One trend that emerged in the 1990’s was the rise of space-age bachelor pad music, inspired by the 50’s and 60’s blend of easy listening lounge sounds, bossa nova, and Jetsons-style futurism. Add a dash of French yé-yé music and…..
Bienvenue à Stereolab!
In the mid-80’s, Tim from England played in a band and after a concert in Paris he met Laetitia from France. The two fell in love at first sight and she soon moved in with him back in London. When Tim’s band broke up, the pair immediately joined musical forces to form Stereolab, an experimental group who self-released singles with leftist and Surrealist lyrics and slowly built a following among music critics and music geeks alike.
By 1997, Stereolab comprised six full-time members and a host of revolving contributors. Now signed to major label Elektra Records, the band were poised for a commercial breakthrough after years of positive press. Adding more pop elements to each successive release and lessening the droning experimentalism and lengthy songs certainly didn’t hurt. For their new album, Dots And Loops, they exercised their experimental side in the recording studio by employing a relatively new software called ProTools, which would come to dominate music-making over the ensuing decades.
Using computers to record was nothing new, but it could be exceedingly complex and time-consuming — with ProTools, even a child could construct a song. ProTools allowed all sorts of sound manipulation, including the ability to record a short section — for instance a couple of bars of bass, or a drum pattern — and then you could copy and paste the section, looping it, foregoing the need to record the entire song. And then you could assemble all the little blocks into a full song.

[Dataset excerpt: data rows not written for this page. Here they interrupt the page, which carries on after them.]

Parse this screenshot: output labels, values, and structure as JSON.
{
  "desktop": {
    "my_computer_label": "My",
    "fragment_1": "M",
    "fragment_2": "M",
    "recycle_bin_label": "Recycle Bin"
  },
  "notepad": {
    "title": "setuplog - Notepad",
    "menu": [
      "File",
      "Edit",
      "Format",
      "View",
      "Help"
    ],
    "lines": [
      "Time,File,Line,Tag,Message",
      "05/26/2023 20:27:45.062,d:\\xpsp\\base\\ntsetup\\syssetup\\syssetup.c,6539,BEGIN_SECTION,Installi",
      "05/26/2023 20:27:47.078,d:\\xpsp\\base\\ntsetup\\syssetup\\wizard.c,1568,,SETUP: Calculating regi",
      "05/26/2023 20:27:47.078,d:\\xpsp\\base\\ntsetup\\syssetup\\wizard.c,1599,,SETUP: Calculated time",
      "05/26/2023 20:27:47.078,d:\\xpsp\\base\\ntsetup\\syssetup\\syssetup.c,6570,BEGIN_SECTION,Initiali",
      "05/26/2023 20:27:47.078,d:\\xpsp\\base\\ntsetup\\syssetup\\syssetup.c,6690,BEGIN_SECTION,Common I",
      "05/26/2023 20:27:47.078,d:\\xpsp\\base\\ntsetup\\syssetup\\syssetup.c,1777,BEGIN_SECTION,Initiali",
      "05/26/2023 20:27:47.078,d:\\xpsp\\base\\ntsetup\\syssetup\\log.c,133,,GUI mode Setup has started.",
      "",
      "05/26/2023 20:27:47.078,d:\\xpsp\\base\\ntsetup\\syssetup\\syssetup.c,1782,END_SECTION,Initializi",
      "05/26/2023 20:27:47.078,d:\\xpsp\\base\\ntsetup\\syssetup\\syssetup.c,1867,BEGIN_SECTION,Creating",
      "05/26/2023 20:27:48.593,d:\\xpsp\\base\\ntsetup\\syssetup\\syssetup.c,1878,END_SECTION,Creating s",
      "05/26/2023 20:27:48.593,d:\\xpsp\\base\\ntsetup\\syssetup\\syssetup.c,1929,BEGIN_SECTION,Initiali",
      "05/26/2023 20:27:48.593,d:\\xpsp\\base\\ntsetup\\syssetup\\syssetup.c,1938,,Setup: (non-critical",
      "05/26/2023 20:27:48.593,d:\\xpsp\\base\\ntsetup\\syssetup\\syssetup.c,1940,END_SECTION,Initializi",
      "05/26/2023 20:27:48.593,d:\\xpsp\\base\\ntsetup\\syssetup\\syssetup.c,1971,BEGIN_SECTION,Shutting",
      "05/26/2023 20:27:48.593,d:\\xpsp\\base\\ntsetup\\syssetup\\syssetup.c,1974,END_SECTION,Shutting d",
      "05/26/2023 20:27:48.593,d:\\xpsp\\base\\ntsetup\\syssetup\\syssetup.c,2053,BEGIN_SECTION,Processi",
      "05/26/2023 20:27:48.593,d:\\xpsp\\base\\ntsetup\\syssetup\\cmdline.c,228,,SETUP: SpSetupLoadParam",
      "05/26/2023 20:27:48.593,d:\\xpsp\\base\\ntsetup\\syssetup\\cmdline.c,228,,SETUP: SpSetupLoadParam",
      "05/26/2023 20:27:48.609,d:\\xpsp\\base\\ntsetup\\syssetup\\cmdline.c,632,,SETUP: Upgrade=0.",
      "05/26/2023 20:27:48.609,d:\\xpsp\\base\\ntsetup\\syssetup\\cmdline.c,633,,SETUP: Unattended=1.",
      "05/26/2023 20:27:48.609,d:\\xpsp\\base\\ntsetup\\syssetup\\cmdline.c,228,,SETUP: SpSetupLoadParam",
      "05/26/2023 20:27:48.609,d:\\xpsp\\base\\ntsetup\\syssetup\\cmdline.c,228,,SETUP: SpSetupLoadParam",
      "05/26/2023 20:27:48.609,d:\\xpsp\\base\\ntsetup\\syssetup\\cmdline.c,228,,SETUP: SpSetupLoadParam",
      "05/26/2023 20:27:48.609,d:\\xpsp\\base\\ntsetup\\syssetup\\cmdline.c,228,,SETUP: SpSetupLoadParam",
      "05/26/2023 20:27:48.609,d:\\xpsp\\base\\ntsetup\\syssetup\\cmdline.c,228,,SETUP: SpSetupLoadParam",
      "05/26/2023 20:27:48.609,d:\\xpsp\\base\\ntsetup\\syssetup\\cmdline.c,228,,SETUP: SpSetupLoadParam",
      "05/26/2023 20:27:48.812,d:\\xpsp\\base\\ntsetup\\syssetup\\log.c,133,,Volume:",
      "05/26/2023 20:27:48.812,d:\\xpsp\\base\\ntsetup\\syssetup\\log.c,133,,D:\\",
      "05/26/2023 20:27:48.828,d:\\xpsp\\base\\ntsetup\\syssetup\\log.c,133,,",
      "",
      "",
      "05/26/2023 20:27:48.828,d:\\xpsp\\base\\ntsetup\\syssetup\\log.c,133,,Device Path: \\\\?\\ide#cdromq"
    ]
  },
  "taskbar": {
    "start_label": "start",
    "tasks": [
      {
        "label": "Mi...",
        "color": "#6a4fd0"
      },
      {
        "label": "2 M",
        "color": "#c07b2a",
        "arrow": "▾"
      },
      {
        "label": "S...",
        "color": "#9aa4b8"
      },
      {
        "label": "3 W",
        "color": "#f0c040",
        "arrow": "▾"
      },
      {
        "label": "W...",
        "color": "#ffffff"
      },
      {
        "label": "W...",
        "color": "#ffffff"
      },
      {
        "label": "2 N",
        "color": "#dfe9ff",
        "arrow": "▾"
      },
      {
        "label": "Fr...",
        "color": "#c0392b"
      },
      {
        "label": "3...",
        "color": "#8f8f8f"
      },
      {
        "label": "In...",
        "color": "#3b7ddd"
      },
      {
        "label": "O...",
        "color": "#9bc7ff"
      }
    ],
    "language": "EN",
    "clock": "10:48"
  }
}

This modular method of recording was a decades-old technique: Brian Wilson of The Beach Boys did something similar, recording small sections and then mixing and matching to see which sections went best with which songs, but Dots And Loops was one of the first digital albums recorded this way, exclusively utilizing ProTools. The ProTools software, however, both gaveth and tooketh away; because for all of its ease, the knock against the program was the elimination of mistakes, the unexpected magic at the heart of music. Drum beats would now be locked in, precise, robotic. But some bands still figured out a way to swing! And for some, it worked with their sound — especially if their sound was all about electronics and futurism.
Released as a single in the fall of 1997, “Miss Modular” was a very minor hit in the UK — although still one of their biggest overall — and Dots And Loops became their bestselling worldwide album. Dansez, mes petits robots!